Eric at December 16, 2010 7:51 AM
...infected little boys with HIV while torturing & executing Palestinians for being gay...
http://www.preemptivekarma.com/archives/2007/07/confirmed_gay_y.html
Martin at December 16, 2010 9:09 AM
I always knew these 22-yr-old videogame boys living in their parents basements were going to help us when the bad guys tried to take over the internet.
Hackers, even the spammy ones, can be useful!
But of course, there are limits to their power.
Crid [CridComment at gmail] at December 16, 2010 11:06 AM
And never forget, at one point there photos in internet circulation showing Americans torturing and sexually humiliating prisoners in Abu Gharib.
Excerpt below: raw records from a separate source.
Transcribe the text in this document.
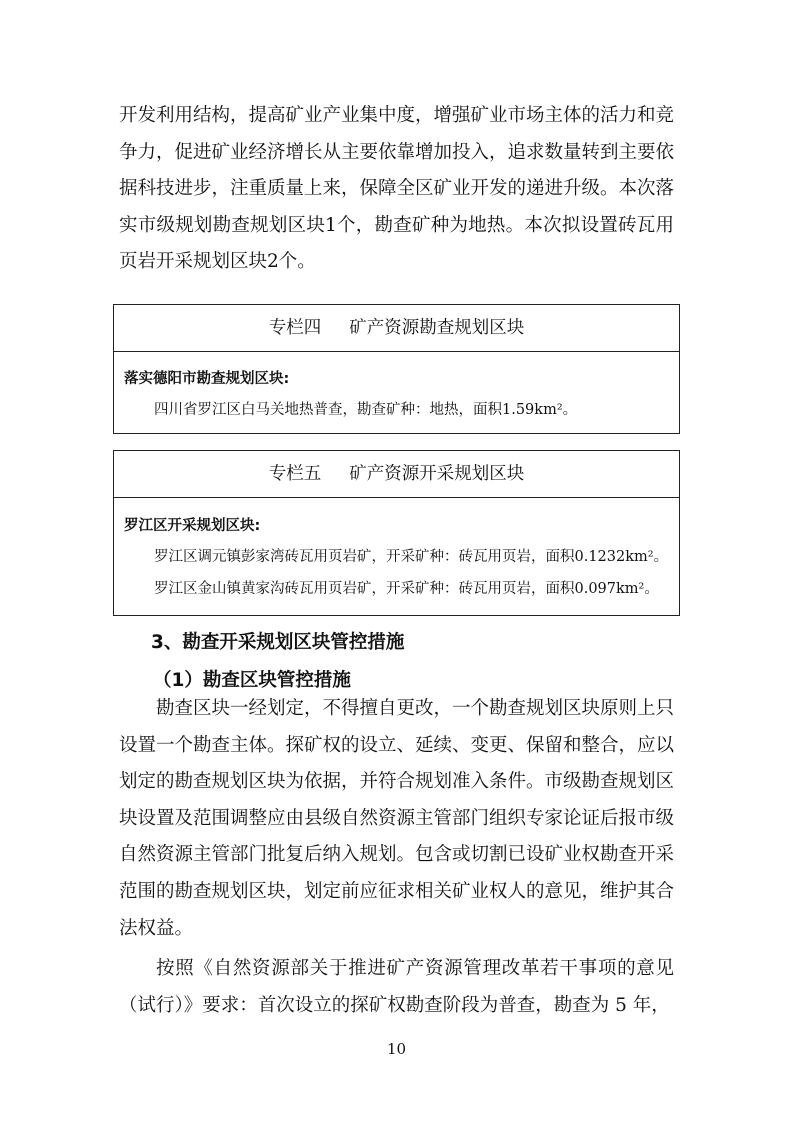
开发利用结构，提高矿业产业集中度，增强矿业市场主体的活力和竞争力，促进矿业经济增长从主要依靠增加投入，追求数量转到主要依据科技进步，注重质量上来，保障全区矿业开发的递进升级。本次落实市级规划勘查规划区块1个，勘查矿种为地热。本次拟设置砖瓦用页岩开采规划区块2个。

专栏四 矿产资源勘查规划区块

落实德阳市勘查规划区块:

四川省罗江区白马关地热普查，勘查矿种：地热，面积1.59km²。

专栏五 矿产资源开采规划区块

罗江区开采规划区块:

罗江区调元镇彭家湾砖瓦用页岩矿，开采矿种：砖瓦用页岩，面积0.1232km²。

罗江区金山镇黄家沟砖瓦用页岩矿，开采矿种：砖瓦用页岩，面积0.097km²。

3、勘查开采规划区块管控措施

（1）勘查区块管控措施

勘查区块一经划定，不得擅自更改，一个勘查规划区块原则上只设置一个勘查主体。探矿权的设立、延续、变更、保留和整合，应以划定的勘查规划区块为依据，并符合规划准入条件。市级勘查规划区块设置及范围调整应由县级自然资源主管部门组织专家论证后报市级自然资源主管部门批复后纳入规划。包含或切割已设矿业权勘查开采范围的勘查规划区块，划定前应征求相关矿业权人的意见，维护其合法权益。

按照《自然资源部关于推进矿产资源管理改革若干事项的意见（试行）》要求：首次设立的探矿权勘查阶段为普查，勘查为 5 年，

10
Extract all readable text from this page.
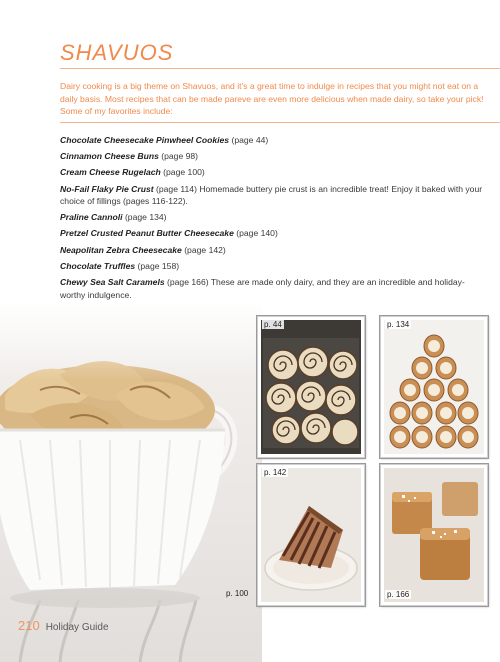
SHAVUOS

Dairy cooking is a big theme on Shavuos, and it's a great time to indulge in recipes that you might not eat on a daily basis. Most recipes that can be made pareve are even more delicious when made dairy, so take your pick! Some of my favorites include:

Chocolate Cheesecake Pinwheel Cookies (page 44)
Cinnamon Cheese Buns (page 98)
Cream Cheese Rugelach (page 100)
No-Fail Flaky Pie Crust (page 114) Homemade buttery pie crust is an incredible treat! Enjoy it baked with your choice of fillings (pages 116-122).
Praline Cannoli (page 134)
Pretzel Crusted Peanut Butter Cheesecake (page 140)
Neapolitan Zebra Cheesecake (page 142)
Chocolate Truffles (page 158)
Chewy Sea Salt Caramels (page 166) These are made only dairy, and they are an incredible and holiday-worthy indulgence.
p. 100
p. 44	p. 134
p. 142
p. 166
210 Holiday Guide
But the Army went out and got them back.
Genies can be returned to bottles.
Hackers are useful, but not our salvation.
Crid [CridComment at gmail] at December 16, 2010 11:10 AM
"But the Army went out and got them back.
Genies can be returned to bottles.
Hackers are useful, but not our salvation."
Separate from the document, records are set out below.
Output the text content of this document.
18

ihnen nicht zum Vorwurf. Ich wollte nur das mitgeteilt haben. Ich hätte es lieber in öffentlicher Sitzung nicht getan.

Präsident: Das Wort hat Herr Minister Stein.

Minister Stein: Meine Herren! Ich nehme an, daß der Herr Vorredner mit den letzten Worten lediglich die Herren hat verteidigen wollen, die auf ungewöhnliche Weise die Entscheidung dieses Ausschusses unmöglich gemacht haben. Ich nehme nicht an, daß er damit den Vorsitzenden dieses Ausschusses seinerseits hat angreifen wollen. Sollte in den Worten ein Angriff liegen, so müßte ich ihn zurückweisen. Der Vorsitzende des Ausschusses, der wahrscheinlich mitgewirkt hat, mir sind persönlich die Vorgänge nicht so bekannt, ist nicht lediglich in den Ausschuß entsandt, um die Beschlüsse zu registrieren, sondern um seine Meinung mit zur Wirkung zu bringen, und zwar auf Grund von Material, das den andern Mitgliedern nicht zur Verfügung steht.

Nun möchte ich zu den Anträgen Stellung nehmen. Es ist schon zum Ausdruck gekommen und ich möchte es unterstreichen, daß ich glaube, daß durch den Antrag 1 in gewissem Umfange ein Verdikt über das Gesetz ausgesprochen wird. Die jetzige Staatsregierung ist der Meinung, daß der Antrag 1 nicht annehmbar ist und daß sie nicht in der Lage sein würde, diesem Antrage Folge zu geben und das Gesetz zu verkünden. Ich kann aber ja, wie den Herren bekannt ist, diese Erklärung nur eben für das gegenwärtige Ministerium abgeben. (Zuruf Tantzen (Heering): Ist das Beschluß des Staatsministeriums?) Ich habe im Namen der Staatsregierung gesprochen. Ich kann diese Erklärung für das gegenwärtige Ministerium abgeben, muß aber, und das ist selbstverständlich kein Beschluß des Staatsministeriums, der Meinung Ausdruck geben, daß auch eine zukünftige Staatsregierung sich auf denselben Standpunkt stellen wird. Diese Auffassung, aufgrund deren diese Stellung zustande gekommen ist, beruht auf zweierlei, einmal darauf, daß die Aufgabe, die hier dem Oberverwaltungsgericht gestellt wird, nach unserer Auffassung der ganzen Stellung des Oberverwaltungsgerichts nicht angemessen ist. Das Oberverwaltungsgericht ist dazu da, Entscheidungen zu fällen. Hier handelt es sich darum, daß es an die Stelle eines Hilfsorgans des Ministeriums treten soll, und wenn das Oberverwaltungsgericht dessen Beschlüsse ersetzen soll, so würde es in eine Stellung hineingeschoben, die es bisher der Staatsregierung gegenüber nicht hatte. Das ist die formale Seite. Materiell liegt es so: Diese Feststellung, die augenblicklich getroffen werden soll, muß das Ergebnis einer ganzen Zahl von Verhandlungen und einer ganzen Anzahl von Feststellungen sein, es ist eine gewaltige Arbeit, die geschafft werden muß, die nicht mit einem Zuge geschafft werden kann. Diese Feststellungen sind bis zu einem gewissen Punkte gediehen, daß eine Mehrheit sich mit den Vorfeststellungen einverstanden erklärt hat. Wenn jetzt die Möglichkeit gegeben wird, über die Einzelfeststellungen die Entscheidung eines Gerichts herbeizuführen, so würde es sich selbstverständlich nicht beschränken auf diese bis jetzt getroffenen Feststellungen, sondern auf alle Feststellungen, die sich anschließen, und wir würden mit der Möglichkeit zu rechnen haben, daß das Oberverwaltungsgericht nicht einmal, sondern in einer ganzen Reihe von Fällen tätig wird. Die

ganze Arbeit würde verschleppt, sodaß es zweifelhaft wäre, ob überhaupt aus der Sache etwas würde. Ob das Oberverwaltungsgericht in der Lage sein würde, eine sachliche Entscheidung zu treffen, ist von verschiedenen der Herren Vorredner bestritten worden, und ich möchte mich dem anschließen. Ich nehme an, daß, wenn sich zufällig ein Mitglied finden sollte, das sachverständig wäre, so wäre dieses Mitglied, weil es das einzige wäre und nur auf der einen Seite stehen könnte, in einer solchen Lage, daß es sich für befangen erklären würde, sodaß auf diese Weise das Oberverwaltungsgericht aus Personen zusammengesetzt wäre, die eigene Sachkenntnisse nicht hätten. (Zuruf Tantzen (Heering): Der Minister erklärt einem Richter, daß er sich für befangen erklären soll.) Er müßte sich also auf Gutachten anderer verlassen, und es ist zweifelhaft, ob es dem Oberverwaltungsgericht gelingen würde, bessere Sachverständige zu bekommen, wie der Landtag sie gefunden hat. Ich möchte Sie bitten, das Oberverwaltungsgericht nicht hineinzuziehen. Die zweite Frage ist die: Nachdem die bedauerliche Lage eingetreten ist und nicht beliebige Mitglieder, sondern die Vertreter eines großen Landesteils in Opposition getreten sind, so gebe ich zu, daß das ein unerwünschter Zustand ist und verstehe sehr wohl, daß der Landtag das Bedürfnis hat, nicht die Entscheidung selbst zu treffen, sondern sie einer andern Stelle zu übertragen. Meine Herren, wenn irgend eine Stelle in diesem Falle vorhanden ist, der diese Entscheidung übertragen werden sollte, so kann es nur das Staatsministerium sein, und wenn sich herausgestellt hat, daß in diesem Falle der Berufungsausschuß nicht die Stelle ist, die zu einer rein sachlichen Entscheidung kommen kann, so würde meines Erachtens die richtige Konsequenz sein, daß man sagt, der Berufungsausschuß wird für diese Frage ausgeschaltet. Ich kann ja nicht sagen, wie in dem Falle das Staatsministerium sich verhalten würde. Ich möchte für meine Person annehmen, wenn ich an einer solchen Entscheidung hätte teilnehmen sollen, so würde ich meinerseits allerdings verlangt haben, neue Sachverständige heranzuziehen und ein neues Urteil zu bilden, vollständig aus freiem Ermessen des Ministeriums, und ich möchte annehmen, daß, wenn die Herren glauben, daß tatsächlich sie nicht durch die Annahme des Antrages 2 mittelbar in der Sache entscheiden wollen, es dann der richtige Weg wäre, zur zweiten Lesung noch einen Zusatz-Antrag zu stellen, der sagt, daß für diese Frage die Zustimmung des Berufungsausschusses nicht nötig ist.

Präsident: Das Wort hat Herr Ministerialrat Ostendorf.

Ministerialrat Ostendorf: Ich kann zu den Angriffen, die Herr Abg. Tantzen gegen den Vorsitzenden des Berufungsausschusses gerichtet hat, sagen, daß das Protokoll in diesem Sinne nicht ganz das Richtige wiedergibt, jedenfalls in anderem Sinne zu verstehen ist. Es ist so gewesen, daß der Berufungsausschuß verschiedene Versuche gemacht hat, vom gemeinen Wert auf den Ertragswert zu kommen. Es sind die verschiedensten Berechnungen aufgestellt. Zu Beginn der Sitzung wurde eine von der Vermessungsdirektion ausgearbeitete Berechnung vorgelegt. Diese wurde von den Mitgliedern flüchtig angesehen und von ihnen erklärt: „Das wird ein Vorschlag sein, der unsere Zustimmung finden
Once on the internet, always on the internet. Genies cannot be put back into bottles. Stuxnet will be adapted and put to sinister uses. Hackers are dangerous and will be the end of us.
AllenS at December 16, 2010 1:38 PM
AllenS: Once on the internet, always on the internet.
How true! Ask Dr. Laura.
Patrick at December 16, 2010 1:42 PM
Rule #1 of military development is that you never reveal a new weapon until you have devised a countermeasure for it. Stuxnet, as I understand it, is attacking industrial automation controllers, which is very interesting since these types of systems typically don't have the types of operating system features that worms and viruses typically exploit. Iran isn't the only place in the world using those particular controllers (Siemens-made, IIRC).
I'm willing to bet those things contained a backdoor. I don't know if those particular ones were the only ones that got the backdoor, knowing where they were destined for. Or perhaps it was introduced as part of a targeted software/firmware update. The other possibility is that all units of those models shipped with a backdoor, but that backdoor has now been locked in the other units around the rest of the world. Either way, I'm guessing that Stuxnet is, as Daffy Duck put it, an act you can only do once. However, it does leave the question of what other acts haven't been staged yet.
Cousin Dave at December 16, 2010 6:00 PM
Cousin: More likely they just knew that the Iranians had crap-all for computer security on those systems, which is not uncommon. No need for a back door at all.
(I've heard people with experience with the Siemens controllers say that they, by default, have essentially no security at all. Which is fine on an isolated or unnetworked system, or one with good external security, neither of which seem to apply to Iran's system.)
And note that the Stuxnet worm specifically looked for and targeted the specific hardware in question, to activate it in very specially tuned ways to damage it.
This is not some software that just attacks any Siemens industrial controller and "destroys it" or something at the software level; it's the software equivalent of the so-far-science-fictional "tailored virus" that only damages its intended target.
Even if Stuxnet was introduced to another installation using the same Siemens hardware, it would notice that it wasn't a nuclear enrichment facility (because the attached hardware wouldn't be right) and thus wouldn't do anything... because ti was programmed to do exactly one thing (at the macro level).
There's no need for "a countermeasure" for Stuxnet, since the countermeasures for a worm are already known - actually using some security software and procedures.